Other geopolitical concerns and considerations
- The longer a pause went on, the more likely it is that things get unstable and something goes wrong
- If you think alignment isn’t that hard, or that sticking to a safe-but-high power level isn’t that hard, you do have to take more seriously the risk of serious misuse.
- You might think buy-in for a serious pause or controlled takeoff is basically impossible until we have seriously scary demos, and the “race to build them, then use them to rally world leaders and then burn the lead” plan might seem better than “try to pause now.”
- The sorts of things necessary for a pause seem way more likely to go badly than well (i.e. it’s basically guaranteed to create a molochian bureaucratic hellscape that stifles wide ranging innovation and makes it harder to do anything sensible with AI development)

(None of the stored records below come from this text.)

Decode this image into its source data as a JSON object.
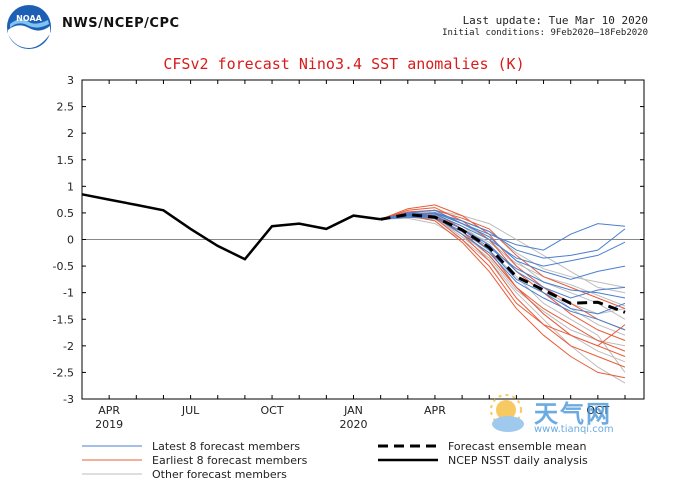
{
  "header": {
    "org": "NWS/NCEP/CPC",
    "last_update": "Last update: Tue Mar 10 2020",
    "initial_conditions": "Initial conditions: 9Feb2020–18Feb2020",
    "logo_label": "NOAA"
  },
  "watermark": {
    "title": "天气网",
    "url": "www.tianqi.com"
  },
  "colors": {
    "title": "#d81b1b",
    "latest": "#4a7fcf",
    "earliest": "#e85c3a",
    "other": "#bdbdbd",
    "main": "#000000"
  },
  "chart_data": {
    "type": "line",
    "title": "CFSv2 forecast Nino3.4 SST anomalies (K)",
    "ylim": [
      -3,
      3
    ],
    "y_ticks": [
      3,
      2.5,
      2,
      1.5,
      1,
      0.5,
      0,
      -0.5,
      -1,
      -1.5,
      -2,
      -2.5,
      -3
    ],
    "x_ticks": [
      {
        "month": 1,
        "label": "APR",
        "year": "2019"
      },
      {
        "month": 4,
        "label": "JUL",
        "year": ""
      },
      {
        "month": 7,
        "label": "OCT",
        "year": ""
      },
      {
        "month": 10,
        "label": "JAN",
        "year": "2020"
      },
      {
        "month": 13,
        "label": "APR",
        "year": ""
      },
      {
        "month": 19,
        "label": "OCT",
        "year": ""
      }
    ],
    "xlim_months": [
      0,
      20.7
    ],
    "legend": [
      {
        "key": "latest",
        "label": "Latest 8 forecast members"
      },
      {
        "key": "earliest",
        "label": "Earliest 8 forecast members"
      },
      {
        "key": "other",
        "label": "Other forecast members"
      },
      {
        "key": "mean",
        "label": "Forecast ensemble mean"
      },
      {
        "key": "analysis",
        "label": "NCEP NSST daily analysis"
      }
    ],
    "analysis": {
      "months": [
        0,
        1,
        2,
        3,
        4,
        5,
        6,
        7,
        8,
        9,
        10,
        11
      ],
      "values": [
        0.85,
        0.75,
        0.65,
        0.55,
        0.2,
        -0.12,
        -0.37,
        0.25,
        0.3,
        0.2,
        0.45,
        0.38
      ]
    },
    "ensemble_mean": {
      "months": [
        11,
        12,
        13,
        14,
        15,
        16,
        17,
        18,
        19,
        20
      ],
      "values": [
        0.38,
        0.47,
        0.42,
        0.18,
        -0.15,
        -0.7,
        -0.95,
        -1.2,
        -1.18,
        -1.37
      ]
    },
    "members_latest": [
      [
        0.38,
        0.5,
        0.55,
        0.3,
        0.05,
        -0.4,
        -0.6,
        -0.75,
        -0.6,
        -0.5
      ],
      [
        0.38,
        0.45,
        0.5,
        0.35,
        0.15,
        -0.2,
        -0.35,
        -0.3,
        -0.2,
        0.2
      ],
      [
        0.38,
        0.48,
        0.45,
        0.2,
        -0.1,
        -0.6,
        -0.9,
        -1.1,
        -0.95,
        -0.9
      ],
      [
        0.38,
        0.42,
        0.4,
        0.15,
        -0.2,
        -0.75,
        -1.0,
        -1.3,
        -1.4,
        -1.2
      ],
      [
        0.38,
        0.5,
        0.48,
        0.25,
        0.0,
        -0.35,
        -0.5,
        -0.4,
        -0.3,
        -0.05
      ],
      [
        0.38,
        0.44,
        0.42,
        0.1,
        -0.25,
        -0.8,
        -1.1,
        -1.35,
        -1.5,
        -1.7
      ],
      [
        0.38,
        0.46,
        0.5,
        0.3,
        0.1,
        -0.1,
        -0.2,
        0.1,
        0.3,
        0.25
      ],
      [
        0.38,
        0.47,
        0.44,
        0.2,
        -0.15,
        -0.55,
        -0.8,
        -0.95,
        -1.0,
        -1.1
      ]
    ],
    "members_earliest": [
      [
        0.38,
        0.5,
        0.45,
        0.1,
        -0.4,
        -1.1,
        -1.6,
        -2.0,
        -2.2,
        -2.4
      ],
      [
        0.38,
        0.55,
        0.6,
        0.35,
        0.0,
        -0.6,
        -1.0,
        -1.4,
        -1.7,
        -1.9
      ],
      [
        0.38,
        0.45,
        0.35,
        -0.05,
        -0.6,
        -1.3,
        -1.8,
        -2.2,
        -2.5,
        -2.6
      ],
      [
        0.38,
        0.48,
        0.5,
        0.2,
        -0.2,
        -0.9,
        -1.4,
        -1.8,
        -2.0,
        -2.2
      ],
      [
        0.38,
        0.52,
        0.55,
        0.4,
        0.2,
        -0.3,
        -0.7,
        -0.9,
        -1.1,
        -1.3
      ],
      [
        0.38,
        0.5,
        0.4,
        0.0,
        -0.5,
        -1.2,
        -1.6,
        -1.8,
        -2.0,
        -1.6
      ],
      [
        0.38,
        0.46,
        0.42,
        0.15,
        -0.3,
        -0.9,
        -1.3,
        -1.6,
        -1.9,
        -2.1
      ],
      [
        0.38,
        0.58,
        0.65,
        0.45,
        0.1,
        -0.5,
        -0.9,
        -1.2,
        -1.5,
        -1.7
      ]
    ],
    "members_other": [
      [
        0.38,
        0.45,
        0.5,
        0.3,
        0.0,
        -0.5,
        -0.9,
        -1.3,
        -1.6,
        -1.8
      ],
      [
        0.38,
        0.42,
        0.38,
        0.1,
        -0.3,
        -0.9,
        -1.4,
        -1.8,
        -2.1,
        -2.3
      ],
      [
        0.38,
        0.5,
        0.55,
        0.45,
        0.3,
        0.0,
        -0.3,
        -0.6,
        -0.9,
        -1.0
      ],
      [
        0.38,
        0.4,
        0.3,
        0.0,
        -0.4,
        -1.0,
        -1.5,
        -2.0,
        -2.4,
        -2.7
      ],
      [
        0.38,
        0.48,
        0.46,
        0.25,
        -0.1,
        -0.6,
        -1.0,
        -1.2,
        -1.4,
        -1.3
      ],
      [
        0.38,
        0.44,
        0.5,
        0.35,
        0.15,
        -0.25,
        -0.55,
        -0.7,
        -0.8,
        -0.9
      ],
      [
        0.38,
        0.46,
        0.4,
        0.05,
        -0.35,
        -0.95,
        -1.35,
        -1.7,
        -1.9,
        -2.0
      ],
      [
        0.38,
        0.5,
        0.52,
        0.3,
        0.05,
        -0.4,
        -0.8,
        -1.0,
        -1.2,
        -1.5
      ],
      [
        0.38,
        0.43,
        0.42,
        0.2,
        -0.2,
        -0.7,
        -1.2,
        -1.5,
        -1.8,
        -2.5
      ],
      [
        0.38,
        0.47,
        0.45,
        0.2,
        -0.05,
        -0.45,
        -0.7,
        -0.85,
        -1.05,
        -1.25
      ]
    ]
  }
}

- TsviBT 26 Oct 2025 14:12 UTC
  3 points
  1
  Parent
  Part of what I’m saying is that it’s not respectable for someone to both
  1. claim to have substantial reason to think that making non-lethal AGI is tractable, and also
  2. not defend this position in public from strong technical critiques.
  It sounds like you’re talking about non-experts. Fine, of course a non-expert will be generally less confident about conclusions in the field. I’m saying that there is a camp which is treated as expert in terms of funding, social cachet, regulatory influence, etc., but which is not expert in my sense of having a respectable position.